The Morning Fix: G4 on the block! Legendary Pictures headed to China. RIP Leonard Stern.
After the coffee. Before finally seeing if "Terra Nova" will be worth the hype.
The Skinny: I don't care whether "Super 8" has stars or not and I don't need a Twitter campaign to go see it. Just putting that out there. Thursday's headlines include Comcast looking to unload its struggling G4 cable channel, Legendary Pictures wants to make movies in China and the FCC has noticed that local TV news is pretty weak.

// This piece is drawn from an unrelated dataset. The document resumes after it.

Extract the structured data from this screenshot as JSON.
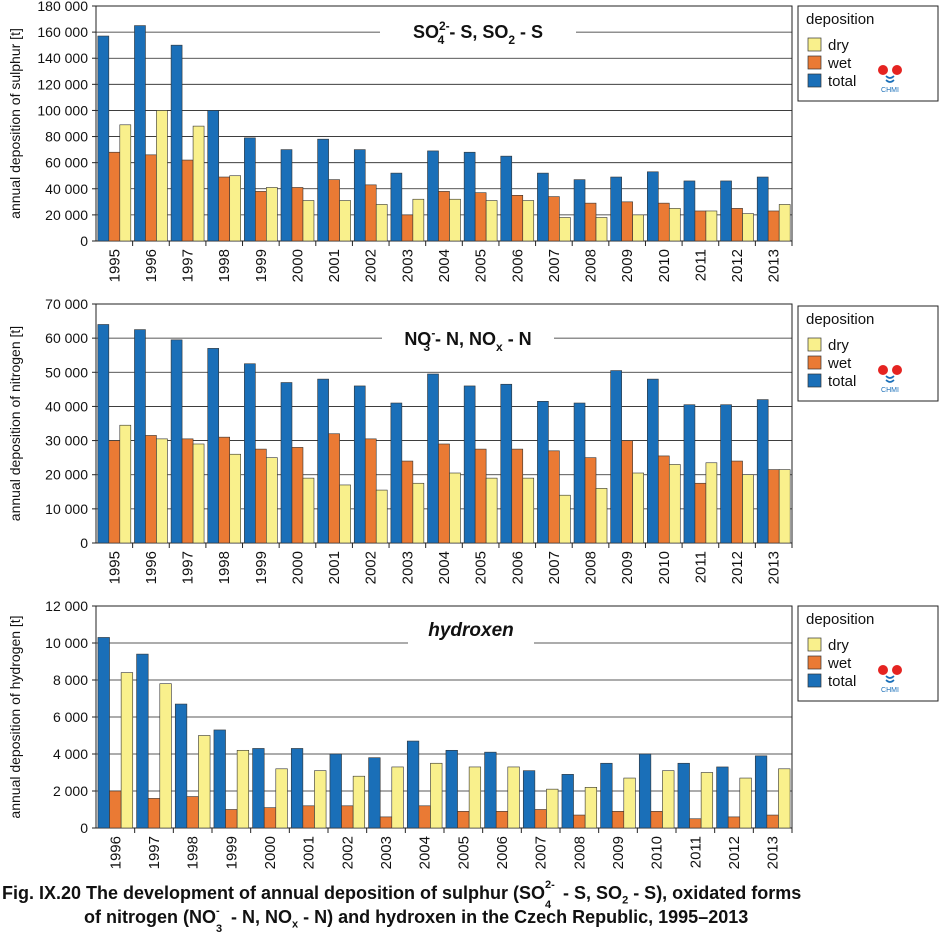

Please, pretty please. Do you respond better to yelling or to gentle prodding? That's the debate raging through the music industry. Web Sheriff, a London-based outfit that tries to stop music piracy, goes with the kid-glove approach. "We would kindly ask you not to post pirated copies of 'Born This Way' on your site," Web Sheriff told consumers who bought Lady Gaga's latest. The warning added that "the label, management and artist would greatly appreciate your cooperation.... Thank you for respecting the artist's and label's wishes." Founded by John Giacobbi, Web Sheriff's approach is a huge shift from the "get off my lawn" tactics most in the industry prefer. The Los Angeles Times looks at how the kinder, gentler approach is working.
No more G4? Comcast is shopping G4, its low-rated cable network built around the video game culture, people familiar with the matter told the Wall Street Journal. These people, who happen to be familiar with the matter, said that Ultimate Fighting Championship, the outfit that puts on those no-holds-barred bouts, is interested in taking control of the network. The talks, some of the people familiar with the matter said, are serious. Other people who also happen to be familiar with the matter said it is still too early to determine how this will all play out. In a side note, people familiar with the matter said that the phrase "people familiar with the matter" should probably only be used once in a story that runs 11 paragraphs, not four times. Another person familiar with the matter cracked that "people familiar with the matter" often stands for corporate communications executives at the companies being written about.
Shocking news. The Federal Communications Commission is releasing a report Thursday that says the amount and quality of local reporting has declined over the last several years. In particular, state and local government coverage has been greatly reduced, meaning there is less of a system of checks and balances. Of course, anyone who has watched their local news for the last 25 years could have told you that. More on the report from the New York Times and the Associated Press. By the way, the report was once called "The Future of Media" but apparently that didn't test well with focus groups and the new name is the much sexier "The Technology & Information Needs of Communities." Yeah, that will get people talking.
Legendary journey. Legendary Pictures, the folks behind "The Hangover" franchise, are going to produce movies in China through a joint venture with Huayi Brothers Media Corp., a publicly traded entertainment conglomerate in China. China has tight restrictions on how many foreign films it allows in the country every year, but if a movie is made in China, that's a different story. Clever! More from the Los Angeles Times and Deadline Hollywood.
Tattoo this! Warner Bros. may alter the Mike Tyson-style tattoo on the character played by Ed Helms in "The Hangover 2" for the DVD release of the comedy hit, according to the Hollywood Reporter. Remember, while a court ruled that Warner Bros. could release the movie as scheduled despite a copyright suit brought on by the tattoo artist who did Tyson's face, it didn't say that the inkster didn't have a case and the dispute is still going on.
Inside the Los Angeles Times: Legendary sitcom writer and "Mad Libs" co-creator Leonard Stern died at the age of 88. John Horn on the marketing of J.J. Abrams' "Super 8" and Kenneth Turan with a review. One of Rupert Murdoch's top aides, News Corp. General Counsel Lon Jacobs, is leaving the company.